Yeah, but I like to pay as little as possible legally. I'm going to crack this RMD issue doing both QCDs and Roth Conversions every year until it's solved. No need for the wife to worry over taxes when she's 90.
There's something else to consider, too. If you "earn" too much income, and you are paying for Medicare, for someone single, in 2020, if you earn more than $87,000 (any combination of Social Security, dividends/interest, and even tax exempt interest), you have to pay a higher amount for Medicare Parts B and D. This is called the IRMAA surcharge.
Yes
Here’s a link that shows how the IRS calculates “combined income” to determine if your social security benefit is going to be taxed.
https://www.ssa.gov/planners/taxes.html
Thanks for the link. Now that I have some idea whats going on here, I can do a bit of planning.

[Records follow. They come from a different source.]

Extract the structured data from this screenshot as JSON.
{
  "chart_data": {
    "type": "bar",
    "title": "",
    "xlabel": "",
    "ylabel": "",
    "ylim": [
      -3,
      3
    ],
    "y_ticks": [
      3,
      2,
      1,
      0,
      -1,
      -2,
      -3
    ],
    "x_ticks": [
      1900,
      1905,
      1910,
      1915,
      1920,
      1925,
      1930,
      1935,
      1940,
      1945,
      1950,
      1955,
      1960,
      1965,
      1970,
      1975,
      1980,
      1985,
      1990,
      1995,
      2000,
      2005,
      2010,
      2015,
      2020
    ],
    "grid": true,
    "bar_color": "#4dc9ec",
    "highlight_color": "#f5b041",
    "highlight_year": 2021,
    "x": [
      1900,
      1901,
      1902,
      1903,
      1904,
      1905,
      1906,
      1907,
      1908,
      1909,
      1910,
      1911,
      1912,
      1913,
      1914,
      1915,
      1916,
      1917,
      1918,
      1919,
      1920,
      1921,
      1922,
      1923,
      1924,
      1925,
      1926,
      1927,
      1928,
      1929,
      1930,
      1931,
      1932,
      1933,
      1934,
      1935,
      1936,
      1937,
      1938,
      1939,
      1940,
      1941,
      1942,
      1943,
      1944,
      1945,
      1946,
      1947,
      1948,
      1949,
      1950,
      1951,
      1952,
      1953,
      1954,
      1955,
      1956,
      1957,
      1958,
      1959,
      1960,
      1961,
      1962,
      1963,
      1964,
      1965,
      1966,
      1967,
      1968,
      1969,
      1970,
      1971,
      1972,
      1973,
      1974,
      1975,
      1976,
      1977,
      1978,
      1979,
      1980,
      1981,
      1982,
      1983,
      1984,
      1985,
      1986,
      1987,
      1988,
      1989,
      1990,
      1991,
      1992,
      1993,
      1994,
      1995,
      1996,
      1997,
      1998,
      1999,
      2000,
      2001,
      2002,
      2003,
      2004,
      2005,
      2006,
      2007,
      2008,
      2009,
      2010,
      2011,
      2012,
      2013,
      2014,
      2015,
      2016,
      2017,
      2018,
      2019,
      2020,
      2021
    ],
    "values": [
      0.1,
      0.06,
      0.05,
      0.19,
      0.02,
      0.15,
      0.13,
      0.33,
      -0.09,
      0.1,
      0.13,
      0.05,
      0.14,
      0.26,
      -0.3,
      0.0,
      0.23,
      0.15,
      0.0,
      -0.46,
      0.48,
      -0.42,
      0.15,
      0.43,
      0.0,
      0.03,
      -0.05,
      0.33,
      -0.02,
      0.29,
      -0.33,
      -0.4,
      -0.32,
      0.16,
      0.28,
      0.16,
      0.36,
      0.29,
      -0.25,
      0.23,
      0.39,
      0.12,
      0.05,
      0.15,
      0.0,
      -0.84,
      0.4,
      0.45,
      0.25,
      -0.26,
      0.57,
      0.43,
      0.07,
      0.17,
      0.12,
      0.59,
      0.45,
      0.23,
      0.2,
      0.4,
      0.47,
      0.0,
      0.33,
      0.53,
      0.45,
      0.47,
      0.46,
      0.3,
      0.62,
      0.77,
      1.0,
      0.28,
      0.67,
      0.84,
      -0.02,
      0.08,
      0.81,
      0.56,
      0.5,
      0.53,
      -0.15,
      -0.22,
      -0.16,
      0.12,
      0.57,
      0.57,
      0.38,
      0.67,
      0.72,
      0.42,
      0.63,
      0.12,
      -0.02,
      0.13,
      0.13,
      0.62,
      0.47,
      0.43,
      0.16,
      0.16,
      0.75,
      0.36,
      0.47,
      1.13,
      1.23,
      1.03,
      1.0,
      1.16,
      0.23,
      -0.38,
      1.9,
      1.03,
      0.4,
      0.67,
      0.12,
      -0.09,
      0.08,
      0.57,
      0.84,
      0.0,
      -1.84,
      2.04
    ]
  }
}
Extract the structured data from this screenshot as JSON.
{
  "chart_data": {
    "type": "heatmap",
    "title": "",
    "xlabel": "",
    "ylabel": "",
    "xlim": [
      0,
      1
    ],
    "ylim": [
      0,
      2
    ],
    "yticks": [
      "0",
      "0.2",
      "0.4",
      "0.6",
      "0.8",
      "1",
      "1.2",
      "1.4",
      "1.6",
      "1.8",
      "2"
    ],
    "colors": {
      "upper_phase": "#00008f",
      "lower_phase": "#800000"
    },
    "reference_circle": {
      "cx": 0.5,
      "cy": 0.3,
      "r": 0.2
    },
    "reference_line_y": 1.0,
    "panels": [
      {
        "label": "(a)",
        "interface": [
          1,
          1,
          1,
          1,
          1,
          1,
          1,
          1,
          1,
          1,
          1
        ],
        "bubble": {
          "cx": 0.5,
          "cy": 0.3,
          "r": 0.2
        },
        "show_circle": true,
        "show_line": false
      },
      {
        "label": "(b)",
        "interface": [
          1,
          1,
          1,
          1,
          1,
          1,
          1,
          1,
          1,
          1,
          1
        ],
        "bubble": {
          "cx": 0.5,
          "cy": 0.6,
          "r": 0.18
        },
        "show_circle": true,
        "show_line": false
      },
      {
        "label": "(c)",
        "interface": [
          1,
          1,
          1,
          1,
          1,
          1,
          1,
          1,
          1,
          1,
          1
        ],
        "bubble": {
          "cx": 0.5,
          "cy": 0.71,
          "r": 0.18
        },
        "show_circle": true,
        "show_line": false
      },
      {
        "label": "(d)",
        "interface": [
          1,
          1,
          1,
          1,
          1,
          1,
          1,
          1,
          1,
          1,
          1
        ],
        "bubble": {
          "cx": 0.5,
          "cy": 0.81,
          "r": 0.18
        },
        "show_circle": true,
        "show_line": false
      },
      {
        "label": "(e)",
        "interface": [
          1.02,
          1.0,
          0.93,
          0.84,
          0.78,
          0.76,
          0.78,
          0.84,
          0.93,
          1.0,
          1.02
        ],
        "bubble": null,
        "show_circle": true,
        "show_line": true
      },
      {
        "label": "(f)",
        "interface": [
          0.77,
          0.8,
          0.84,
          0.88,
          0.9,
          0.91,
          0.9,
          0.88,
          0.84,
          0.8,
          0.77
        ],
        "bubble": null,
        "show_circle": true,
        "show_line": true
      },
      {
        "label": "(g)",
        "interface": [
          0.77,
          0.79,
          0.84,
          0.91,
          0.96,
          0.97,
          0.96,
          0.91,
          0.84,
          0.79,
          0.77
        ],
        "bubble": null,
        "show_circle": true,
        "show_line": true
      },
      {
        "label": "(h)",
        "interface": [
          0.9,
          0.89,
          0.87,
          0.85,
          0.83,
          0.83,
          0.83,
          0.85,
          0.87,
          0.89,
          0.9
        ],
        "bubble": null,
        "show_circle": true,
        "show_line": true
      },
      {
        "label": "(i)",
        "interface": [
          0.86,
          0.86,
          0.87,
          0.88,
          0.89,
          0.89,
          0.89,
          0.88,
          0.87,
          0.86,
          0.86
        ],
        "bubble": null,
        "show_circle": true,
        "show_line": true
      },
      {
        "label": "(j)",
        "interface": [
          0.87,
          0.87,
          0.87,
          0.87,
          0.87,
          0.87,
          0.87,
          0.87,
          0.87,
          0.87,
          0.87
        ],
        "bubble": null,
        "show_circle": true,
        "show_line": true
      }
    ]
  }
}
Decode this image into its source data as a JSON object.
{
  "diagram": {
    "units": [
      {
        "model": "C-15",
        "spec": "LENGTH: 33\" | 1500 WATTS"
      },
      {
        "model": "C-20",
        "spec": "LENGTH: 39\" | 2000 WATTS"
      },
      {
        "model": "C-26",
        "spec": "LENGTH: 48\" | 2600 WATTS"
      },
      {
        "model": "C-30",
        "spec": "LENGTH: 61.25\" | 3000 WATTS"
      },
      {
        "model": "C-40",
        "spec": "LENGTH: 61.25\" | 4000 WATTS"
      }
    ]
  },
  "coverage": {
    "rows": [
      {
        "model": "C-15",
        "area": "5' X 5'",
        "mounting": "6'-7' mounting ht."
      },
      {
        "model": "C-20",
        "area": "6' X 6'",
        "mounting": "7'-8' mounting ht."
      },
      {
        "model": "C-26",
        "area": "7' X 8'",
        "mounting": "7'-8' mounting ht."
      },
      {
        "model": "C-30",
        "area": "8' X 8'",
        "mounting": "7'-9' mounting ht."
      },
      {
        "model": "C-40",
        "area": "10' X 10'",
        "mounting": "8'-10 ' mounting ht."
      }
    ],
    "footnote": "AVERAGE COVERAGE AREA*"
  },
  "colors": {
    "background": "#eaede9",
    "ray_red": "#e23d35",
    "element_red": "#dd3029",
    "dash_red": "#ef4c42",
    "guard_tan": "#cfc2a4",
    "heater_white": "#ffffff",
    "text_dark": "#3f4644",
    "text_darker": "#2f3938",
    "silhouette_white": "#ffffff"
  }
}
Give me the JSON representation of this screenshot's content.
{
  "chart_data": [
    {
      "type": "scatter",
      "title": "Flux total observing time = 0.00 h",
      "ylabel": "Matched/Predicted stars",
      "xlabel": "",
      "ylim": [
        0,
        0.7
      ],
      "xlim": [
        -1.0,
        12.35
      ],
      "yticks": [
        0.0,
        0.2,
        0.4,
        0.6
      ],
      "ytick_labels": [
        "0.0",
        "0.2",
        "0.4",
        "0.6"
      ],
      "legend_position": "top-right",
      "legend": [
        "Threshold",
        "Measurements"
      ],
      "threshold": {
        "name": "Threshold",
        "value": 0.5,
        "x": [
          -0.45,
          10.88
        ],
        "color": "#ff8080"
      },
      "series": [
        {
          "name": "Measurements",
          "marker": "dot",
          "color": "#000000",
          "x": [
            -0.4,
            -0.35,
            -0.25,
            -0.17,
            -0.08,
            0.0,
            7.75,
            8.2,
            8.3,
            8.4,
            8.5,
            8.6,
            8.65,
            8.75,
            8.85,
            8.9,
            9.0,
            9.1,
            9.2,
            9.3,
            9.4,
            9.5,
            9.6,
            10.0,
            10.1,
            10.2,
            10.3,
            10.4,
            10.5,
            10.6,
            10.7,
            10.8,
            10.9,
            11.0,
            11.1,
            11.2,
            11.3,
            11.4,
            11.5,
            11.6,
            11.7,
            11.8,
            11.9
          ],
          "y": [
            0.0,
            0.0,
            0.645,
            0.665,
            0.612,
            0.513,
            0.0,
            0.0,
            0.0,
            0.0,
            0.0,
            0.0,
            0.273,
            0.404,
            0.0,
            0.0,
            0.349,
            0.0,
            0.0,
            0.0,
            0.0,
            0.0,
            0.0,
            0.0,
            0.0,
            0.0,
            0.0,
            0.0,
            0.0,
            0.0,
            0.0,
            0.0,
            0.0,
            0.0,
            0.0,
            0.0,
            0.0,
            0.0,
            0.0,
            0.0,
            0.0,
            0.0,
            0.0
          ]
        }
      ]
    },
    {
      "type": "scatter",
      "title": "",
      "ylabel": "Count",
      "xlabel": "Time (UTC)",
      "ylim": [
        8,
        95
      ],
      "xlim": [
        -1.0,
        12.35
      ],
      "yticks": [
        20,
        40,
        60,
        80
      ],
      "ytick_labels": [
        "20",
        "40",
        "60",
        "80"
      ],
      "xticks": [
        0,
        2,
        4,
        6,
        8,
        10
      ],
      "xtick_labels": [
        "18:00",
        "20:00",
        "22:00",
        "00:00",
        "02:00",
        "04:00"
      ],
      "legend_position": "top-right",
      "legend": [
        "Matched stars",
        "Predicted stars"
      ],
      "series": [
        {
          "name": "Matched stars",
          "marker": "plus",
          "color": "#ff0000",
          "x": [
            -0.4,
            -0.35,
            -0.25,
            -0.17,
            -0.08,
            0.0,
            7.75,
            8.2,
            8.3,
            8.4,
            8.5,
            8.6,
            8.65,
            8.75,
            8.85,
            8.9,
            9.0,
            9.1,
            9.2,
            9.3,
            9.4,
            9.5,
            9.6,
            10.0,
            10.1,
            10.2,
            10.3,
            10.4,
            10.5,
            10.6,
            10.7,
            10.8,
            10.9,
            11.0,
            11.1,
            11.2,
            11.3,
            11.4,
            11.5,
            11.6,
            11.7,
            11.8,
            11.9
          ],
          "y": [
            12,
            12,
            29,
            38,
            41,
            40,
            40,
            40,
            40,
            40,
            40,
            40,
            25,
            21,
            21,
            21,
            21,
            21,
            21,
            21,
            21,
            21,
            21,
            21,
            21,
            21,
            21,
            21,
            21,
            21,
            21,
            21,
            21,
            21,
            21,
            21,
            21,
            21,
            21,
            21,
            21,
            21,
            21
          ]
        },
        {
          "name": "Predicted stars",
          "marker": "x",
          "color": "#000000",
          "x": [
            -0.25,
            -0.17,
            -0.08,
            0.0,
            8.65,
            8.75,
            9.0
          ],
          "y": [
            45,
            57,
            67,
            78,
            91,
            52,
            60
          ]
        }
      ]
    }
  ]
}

Thanks again.
A hidden tax that can cost you a lot.
Here's a link that explains IRMAA and how much it can cost:
Anyone on Medicare who's also taking RMDs should read & understand IRMAA.
Also, anyone taking RMDs should do their charitable giving by using a Qualified Charitable Distribution(s) (QCDs) from your tax deferred account to reduce RMD taxable income. This provides a tax break even if you use the standard deduction.
What will really hurt next year is now that I'm widowed, income will drop about $11,000 but taxes will go up about $4,000. If the QCD trick will reduce the tax hit I may give that a whirl.